Internet Modem Upgrades
This past May I replaced the cable modem I use for Comcast/Xfinity Internet. Many years ago, I determined that I was better off purchasing my own network gear instead of paying $14 per month to rent inferior equipment from Comcast. This year Comcast increased my Internet service bandwidth at no extra cost to me, but I needed to replace my DOCCIS 3.0 cable mode to a newer DOCCIS 3.1 modem to take advantage of this. I am supposed to get 300 megabits per second but I am currently getting a consistent 250-260 mbps. Still better than the 200 mbps before the upgrade.
Last summer I updated an old wireless router from WIFI 4 (b, g, and n) to a WIFI 5 (ac) modem in a house with 150 mbps Internet. The old WIFI 4 router could handle WIFI speeds from 11 through 54, and 300 Mbps. This new router handles 450 Mbps over the 2.4 GHz channels and 1300 Mbps over 5 GHz. This makes new devices that can use the newer WIFI standards perform better. While the device I purchased could handle a combined data rate of 1750 Mbps in general WIFI 5 (ac) devices can handle raw data rates up to 3.5 Gbps. The newer WIFI 6 (ax) wireless routers are even faster with a maximum data rate of 9.6 Gbps. WIFI 7 will probably be released until next year, but there is no need for a rush since it will be a couple of years more unless devices that benefit will be common.

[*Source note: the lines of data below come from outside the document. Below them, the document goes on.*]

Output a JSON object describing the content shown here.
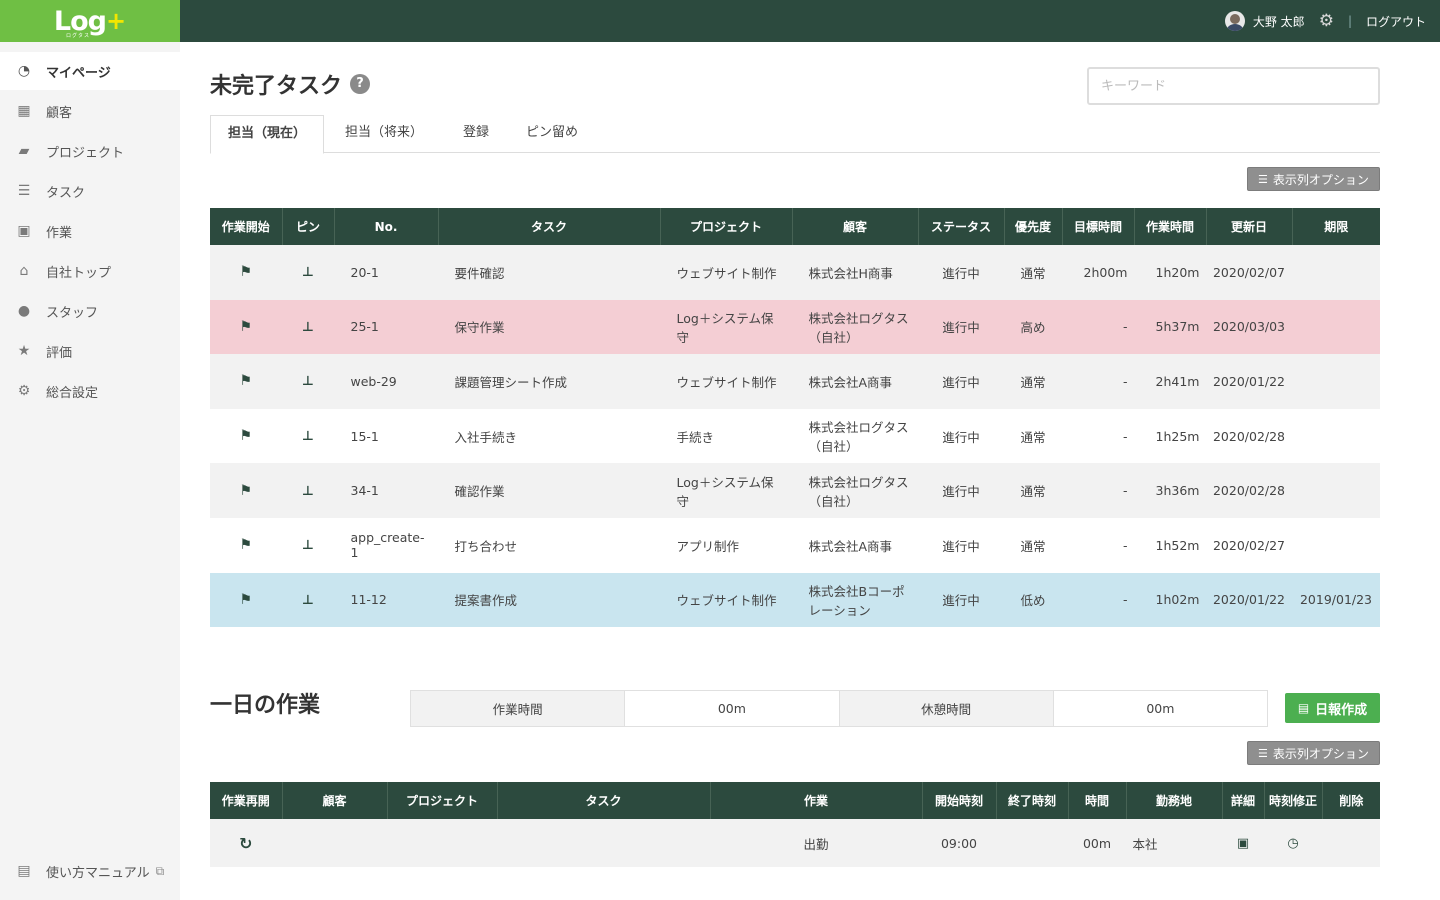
{
  "header": {
    "logo": "Log",
    "logo_plus": "+",
    "logo_sub": "ログタス",
    "user_name": "大野 太郎",
    "logout_label": "ログアウト",
    "separator": "|"
  },
  "sidebar": {
    "items": [
      {
        "label": "マイページ",
        "icon": "dashboard-icon",
        "glyph": "◔",
        "active": true
      },
      {
        "label": "顧客",
        "icon": "building-icon",
        "glyph": "▦"
      },
      {
        "label": "プロジェクト",
        "icon": "folder-open-icon",
        "glyph": "▰"
      },
      {
        "label": "タスク",
        "icon": "task-list-icon",
        "glyph": "☰"
      },
      {
        "label": "作業",
        "icon": "briefcase-icon",
        "glyph": "▣"
      },
      {
        "label": "自社トップ",
        "icon": "home-icon",
        "glyph": "⌂"
      },
      {
        "label": "スタッフ",
        "icon": "users-icon",
        "glyph": "●"
      },
      {
        "label": "評価",
        "icon": "star-icon",
        "glyph": "★"
      },
      {
        "label": "総合設定",
        "icon": "gear-icon",
        "glyph": "⚙"
      }
    ],
    "manual": {
      "label": "使い方マニュアル",
      "icon": "book-icon",
      "glyph": "▤",
      "ext_glyph": "⧉"
    }
  },
  "page": {
    "title": "未完了タスク",
    "help_glyph": "?",
    "search_placeholder": "キーワード",
    "tabs": [
      "担当（現在）",
      "担当（将来）",
      "登録",
      "ピン留め"
    ],
    "column_options_label": "表示列オプション"
  },
  "task_table": {
    "headers": [
      "作業開始",
      "ピン",
      "No.",
      "タスク",
      "プロジェクト",
      "顧客",
      "ステータス",
      "優先度",
      "目標時間",
      "作業時間",
      "更新日",
      "期限"
    ],
    "rows": [
      {
        "no": "20-1",
        "task": "要件確認",
        "project": "ウェブサイト制作",
        "client": "株式会社H商事",
        "status": "進行中",
        "priority": "通常",
        "target": "2h00m",
        "worked": "1h20m",
        "updated": "2020/02/07",
        "due": "",
        "highlight": ""
      },
      {
        "no": "25-1",
        "task": "保守作業",
        "project": "Log＋システム保守",
        "client": "株式会社ログタス（自社）",
        "status": "進行中",
        "priority": "高め",
        "target": "-",
        "worked": "5h37m",
        "updated": "2020/03/03",
        "due": "",
        "highlight": "red"
      },
      {
        "no": "web-29",
        "task": "課題管理シート作成",
        "project": "ウェブサイト制作",
        "client": "株式会社A商事",
        "status": "進行中",
        "priority": "通常",
        "target": "-",
        "worked": "2h41m",
        "updated": "2020/01/22",
        "due": "",
        "highlight": ""
      },
      {
        "no": "15-1",
        "task": "入社手続き",
        "project": "手続き",
        "client": "株式会社ログタス（自社）",
        "status": "進行中",
        "priority": "通常",
        "target": "-",
        "worked": "1h25m",
        "updated": "2020/02/28",
        "due": "",
        "highlight": ""
      },
      {
        "no": "34-1",
        "task": "確認作業",
        "project": "Log＋システム保守",
        "client": "株式会社ログタス（自社）",
        "status": "進行中",
        "priority": "通常",
        "target": "-",
        "worked": "3h36m",
        "updated": "2020/02/28",
        "due": "",
        "highlight": ""
      },
      {
        "no": "app_create-1",
        "task": "打ち合わせ",
        "project": "アプリ制作",
        "client": "株式会社A商事",
        "status": "進行中",
        "priority": "通常",
        "target": "-",
        "worked": "1h52m",
        "updated": "2020/02/27",
        "due": "",
        "highlight": ""
      },
      {
        "no": "11-12",
        "task": "提案書作成",
        "project": "ウェブサイト制作",
        "client": "株式会社Bコーポレーション",
        "status": "進行中",
        "priority": "低め",
        "target": "-",
        "worked": "1h02m",
        "updated": "2020/01/22",
        "due": "2019/01/23",
        "highlight": "blue"
      }
    ]
  },
  "daily": {
    "title": "一日の作業",
    "work_time_label": "作業時間",
    "work_time_value": "00m",
    "break_time_label": "休憩時間",
    "break_time_value": "00m",
    "create_report_label": "日報作成",
    "column_options_label": "表示列オプション"
  },
  "work_table": {
    "headers": [
      "作業再開",
      "顧客",
      "プロジェクト",
      "タスク",
      "作業",
      "開始時刻",
      "終了時刻",
      "時間",
      "勤務地",
      "詳細",
      "時刻修正",
      "削除"
    ],
    "rows": [
      {
        "client": "",
        "project": "",
        "task": "",
        "work": "出勤",
        "start": "09:00",
        "end": "",
        "duration": "00m",
        "location": "本社"
      }
    ]
  }
}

I did this many years ago, but I see that many people are still running 100-megabit CAT5 cable in their houses. Most modern routers support a gigabit signal but will automatically drop down to 100 Megabit when it is detected. It is a good idea to run new CAT6 cable that can handle signals up to 10 Gbps. The faster speeds will support faster data transfer throughout the local area network (LAN) in the house even if your Internet is slower. My other Internet Service Provider (ISP) offers what they call Gigabit service both up and down. The reality is that it is closer to 800 Mbps down and about 900 up. You will need CAT6 cable to support those speeds on your LAN. You may wonder why I haven’t mentioned CAT5e. The reality is that CAT5e is already obsolete. CAT6 has been out for years and the 10 Gigabit devices are starting to appear now and have been in data centers for a long time.
Wireless Phone Upgrades
Ok, there are many things that may drive you to upgrading your mobile phone, but I am not going to talk about better cameras, newer operating systems, water-proofing, foldability, or other features that don’t really make a phone a communications tool. I am talking about 5G a new technology for wireless communications. The phone companies have been telling us for 10 years that 5G was going to change the world and make it a better place and making all sorts of outlandish promises for the technology. Well 5G is finally here now and while it is impossible for it to live up to all of the hype, it does the one thing we all really wanted, it speeds up Internet access for the devices we hold in our hands.
The 5G technology hasn’t changed anything about how I used my phone except, I wait less when downloading a map, I have a better signal when I talk to someone, I can listen to music and watch video without waiting for the signal pause to catch up. In other words, it makes my mobile phone work the way I expected it to work all along (unless I am out of coverage). The 5G technology is to the point that if you are upgrading your phone you should upgrade to a 5G phone.
Connecting the Upgrades
Remember that when you upgrade the modems, routers, and wires, some of the benefit will not be realized until you also upgrade the devices that connect. For example, an upgraded modem should be connected to a router using a cat6 cable and should be upgrade to a router that can handle at least a gigabit connection. Your network switches should be able to support at least a gigabit connection. Your wireless devices should be able to handle the faster speeds offered by the WIFI 5 and 6 standards to get the most benefit and a 5G phone will need to connect to a 5G phone network. Be aware that some of the MVNO phone companies do not currently have 5G support. Computers with older network cards and components may also need to be replaced or have the network card updated to benefit from faster WIFI or cabling.
Until Next Month
I hope this was an entertaining way to introduce some of those things that have changed over the past few years.